Perdre du poids peut vous aider à réduire votre glycémie moyenne, ainsi qu’à réduire votre cholestérol total et votre «mauvais» cholestérol LDL.

Une des meilleures façons de commencer un plan de perte de poids est de commencer à tenir un registre des aliments de ce que vous mangez. Notez le temps que vous mangez, et les quantités chaque jour pendant trois jours (deux jours de la semaine et un jour de week-end). À la fin des trois jours, faites analyser votre dossier par une diététiste professionnelle ou utilisez un programme en ligne pour déterminer le nombre moyen de calories que vous mangez. Vous pouvez également apprendre d’autres modèles, tels que le nombre de légumes que vous mangez (ou ne pas manger), et les principaux types de matières grasses dans votre alimentation.

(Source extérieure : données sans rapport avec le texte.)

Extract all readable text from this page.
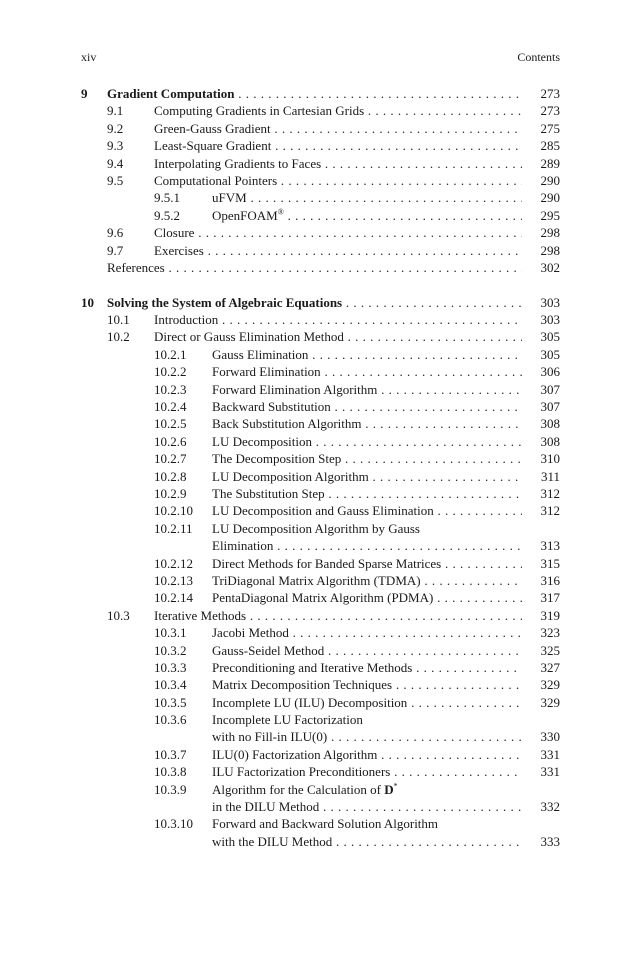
xiv	Contents
9 Gradient Computation . . .	273
9.1 Computing Gradients in Cartesian Grids . . .	273
9.2 Green-Gauss Gradient . . .	275
9.3 Least-Square Gradient . . .	285
9.4 Interpolating Gradients to Faces . . .	289
9.5 Computational Pointers . . .	290
9.5.1 uFVM . . .	290
9.5.2 OpenFOAM® . . .	295
9.6 Closure . . .	298
9.7 Exercises . . .	298
References . . .	302
10 Solving the System of Algebraic Equations . . .	303
10.1 Introduction . . .	303
10.2 Direct or Gauss Elimination Method . . .	305
10.2.1 Gauss Elimination . . .	305
10.2.2 Forward Elimination . . .	306
10.2.3 Forward Elimination Algorithm . . .	307
10.2.4 Backward Substitution . . .	307
10.2.5 Back Substitution Algorithm . . .	308
10.2.6 LU Decomposition . . .	308
10.2.7 The Decomposition Step . . .	310
10.2.8 LU Decomposition Algorithm . . .	311
10.2.9 The Substitution Step . . .	312
10.2.10 LU Decomposition and Gauss Elimination . . .	312
10.2.11 LU Decomposition Algorithm by Gauss
Elimination . . .	313
10.2.12 Direct Methods for Banded Sparse Matrices . . .	315
10.2.13 TriDiagonal Matrix Algorithm (TDMA) . . .	316
10.2.14 PentaDiagonal Matrix Algorithm (PDMA) . . .	317
10.3 Iterative Methods . . .	319
10.3.1 Jacobi Method . . .	323
10.3.2 Gauss-Seidel Method . . .	325
10.3.3 Preconditioning and Iterative Methods . . .	327
10.3.4 Matrix Decomposition Techniques . . .	329
10.3.5 Incomplete LU (ILU) Decomposition . . .	329
10.3.6 Incomplete LU Factorization
with no Fill-in ILU(0) . . .	330
10.3.7 ILU(0) Factorization Algorithm . . .	331
10.3.8 ILU Factorization Preconditioners . . .	331
10.3.9 Algorithm for the Calculation of D*
in the DILU Method . . .	332
10.3.10 Forward and Backward Solution Algorithm
with the DILU Method . . .	333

Avec l’activité physique, le contrôle de votre apport calorique quotidien est la clé de la perte de poids. Suivre un plan de menu peut être un moyen utile de garder votre régime sous contrôle. Commencez par calculer vos besoins quotidiens en calories pour trouver le niveau de calories dont vous avez besoin pour la perte de poids.

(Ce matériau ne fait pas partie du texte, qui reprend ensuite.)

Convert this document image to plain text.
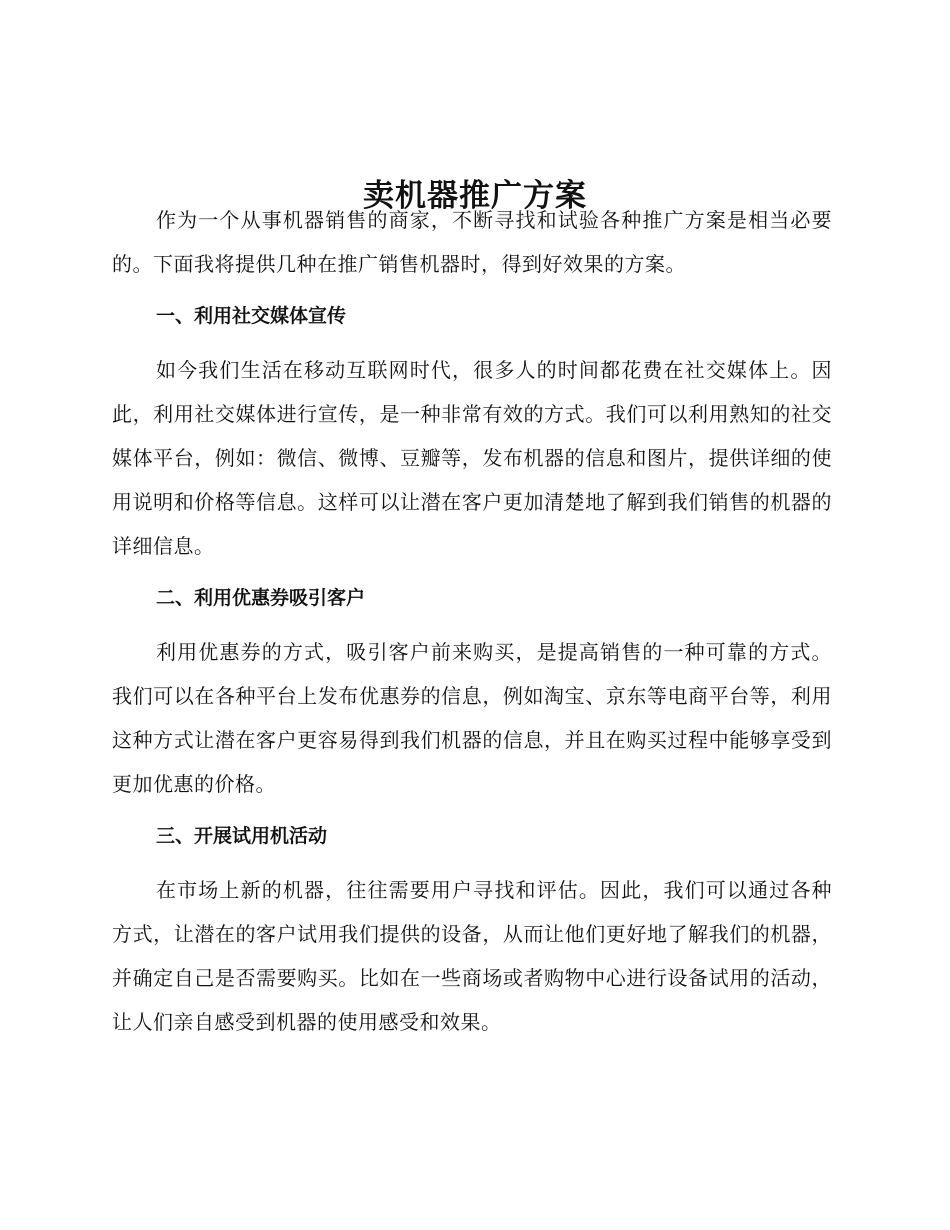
卖机器推广方案

作为一个从事机器销售的商家，不断寻找和试验各种推广方案是相当必要的。下面我将提供几种在推广销售机器时，得到好效果的方案。

一、利用社交媒体宣传

如今我们生活在移动互联网时代，很多人的时间都花费在社交媒体上。因此，利用社交媒体进行宣传，是一种非常有效的方式。我们可以利用熟知的社交媒体平台，例如：微信、微博、豆瓣等，发布机器的信息和图片，提供详细的使用说明和价格等信息。这样可以让潜在客户更加清楚地了解到我们销售的机器的详细信息。

二、利用优惠券吸引客户

利用优惠券的方式，吸引客户前来购买，是提高销售的一种可靠的方式。我们可以在各种平台上发布优惠券的信息，例如淘宝、京东等电商平台等，利用这种方式让潜在客户更容易得到我们机器的信息，并且在购买过程中能够享受到更加优惠的价格。

三、开展试用机活动

在市场上新的机器，往往需要用户寻找和评估。因此，我们可以通过各种方式，让潜在的客户试用我们提供的设备，从而让他们更好地了解我们的机器，并确定自己是否需要购买。比如在一些商场或者购物中心进行设备试用的活动，让人们亲自感受到机器的使用感受和效果。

Les petits changements peuvent faire la différence

Gardez à l’esprit que vous n’êtes pas seul. L’hypercholestérolémie et le diabète sont deux des conditions médicales les plus courantes chez les adultes américains. Essayez de faire des changements diététiques graduellement, félicitez-vous pour les changements positifs que vous êtes en mesure de faire, et assurez-vous de consulter un professionnel de la santé pour obtenir des conseils.

Notez qu’il existe plusieurs formes de diabète. Toutes les formes ne peuvent pas être gérées uniquement par l’alimentation. Assurez-vous de vérifier auprès de votre médecin les étapes spécifiques de la prise en charge de votre maladie.